Once you’re set up here, distribution is one or two commands.

Build + publish
uv build                          # creates wheel + sdist in dist/
uvx twine upload dist/*           # upload to PyPI

(There’s also uv publish instead of twine, but twine is still the standard for stability.)

Wrapping up the series #

What this post covered:

  • One file is a module; a directory is a package
  • The four import forms — import x, import x as y, from x import y, from x import y as z
  • __init__.py — package marker + initialization + organizing the public API (__all__)
  • Prefer absolute imports; relative imports only over short distances
  • Always include the if __name__ == "__main__": guard
  • Run a package with __main__.py + python -m my_pkg
  • One file (pyproject.toml) holds metadata + dependencies + scripts + tool config
  • Separate dev dependencies with [dependency-groups]
  • Auto-generate console commands with [project.scripts]
  • uv sync, uv run, uvx make the daily workflow

Looking back at the whole series #

Across seven posts we set up the basic infrastructure of modern Python. By now, you can write and read code like this:

One-line summary of what we can do now
from collections.abc import Callable

type UserId = int

def find_users(
    ids: list[UserId],
    *,
    transform: Callable[[UserId], str] = str,
    skip_invalid: bool = True,
) -> dict[UserId, str]:
    """ID 리스트에서 변환된 사용자 맵을 만든다."""
    result: dict[UserId, str] = {}
    for uid in ids:
        try:
            result[uid] = transform(uid)
        except ValueError:
            if not skip_invalid:
                raise
    return result

Type hints, | union, built-in generics, keyword-only, Callable, exception handling, docstring — every tool covered in this series.

Next series #

Next is the Modern Python Intermediate series. The following topics come in.

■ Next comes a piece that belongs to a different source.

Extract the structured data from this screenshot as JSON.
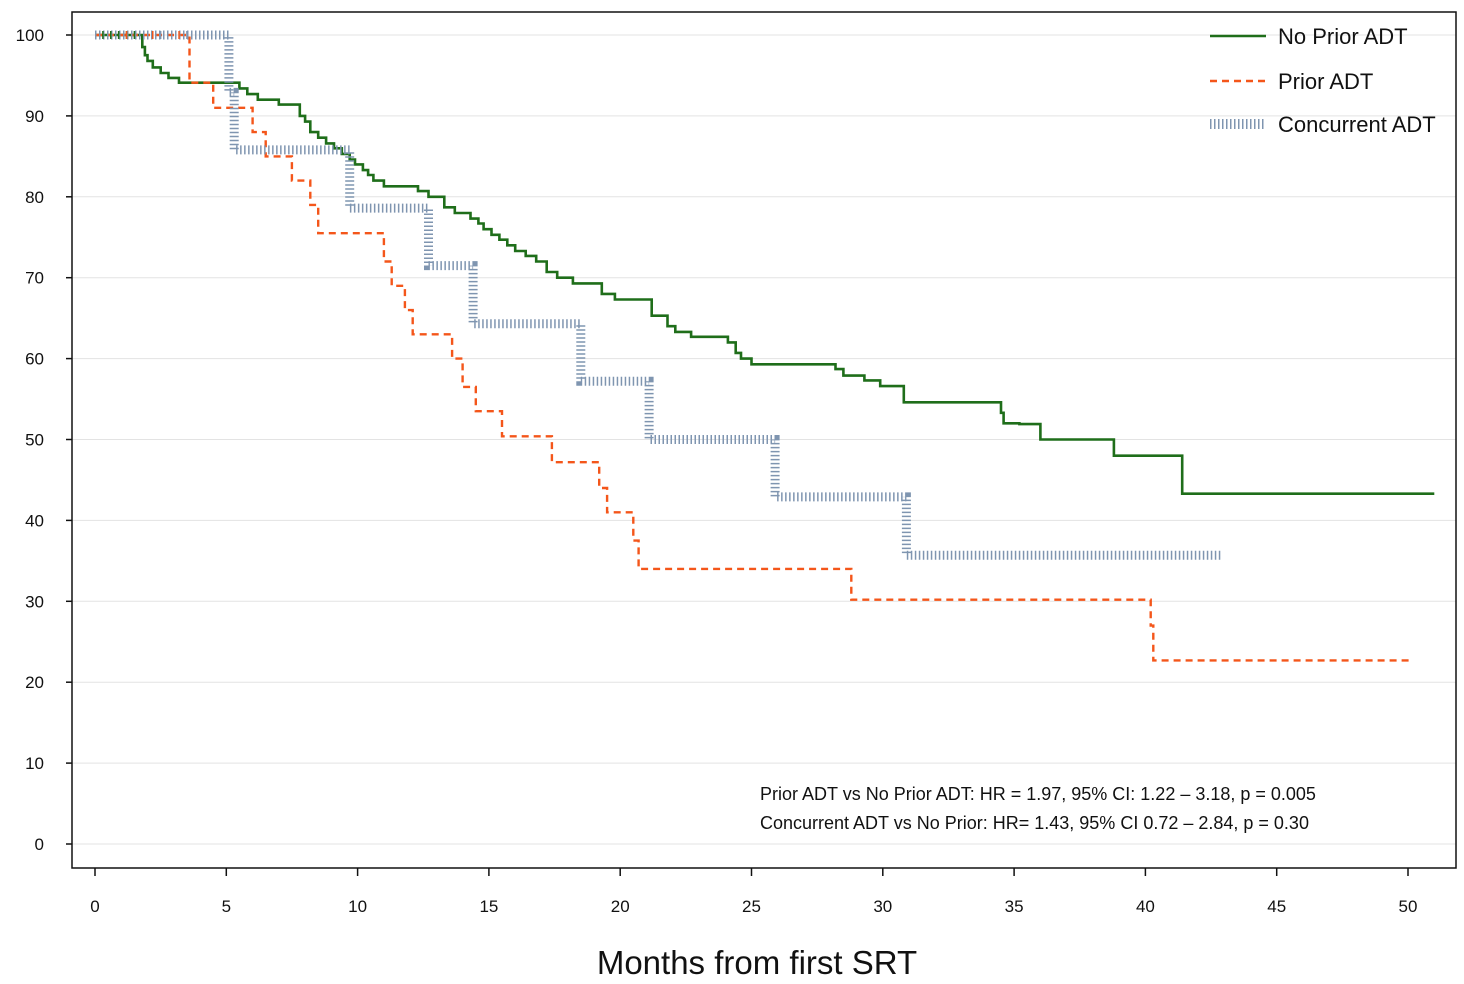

  1. dataclass and __slots__
  2. typing in earnest — Generic, Protocol, TypedDict, Literal
  3. Context managers (with, contextlib) — the tool we mentioned often around finally in this series
  4. iterables/generators/yield from
  5. Decorator patterns
  6. Pattern matching in depth (the next step from this series’ #3 match-case)
  7. Async intro (asyncio basics)

This basics series is designed to flow directly into the intermediate, so you can step in without a break.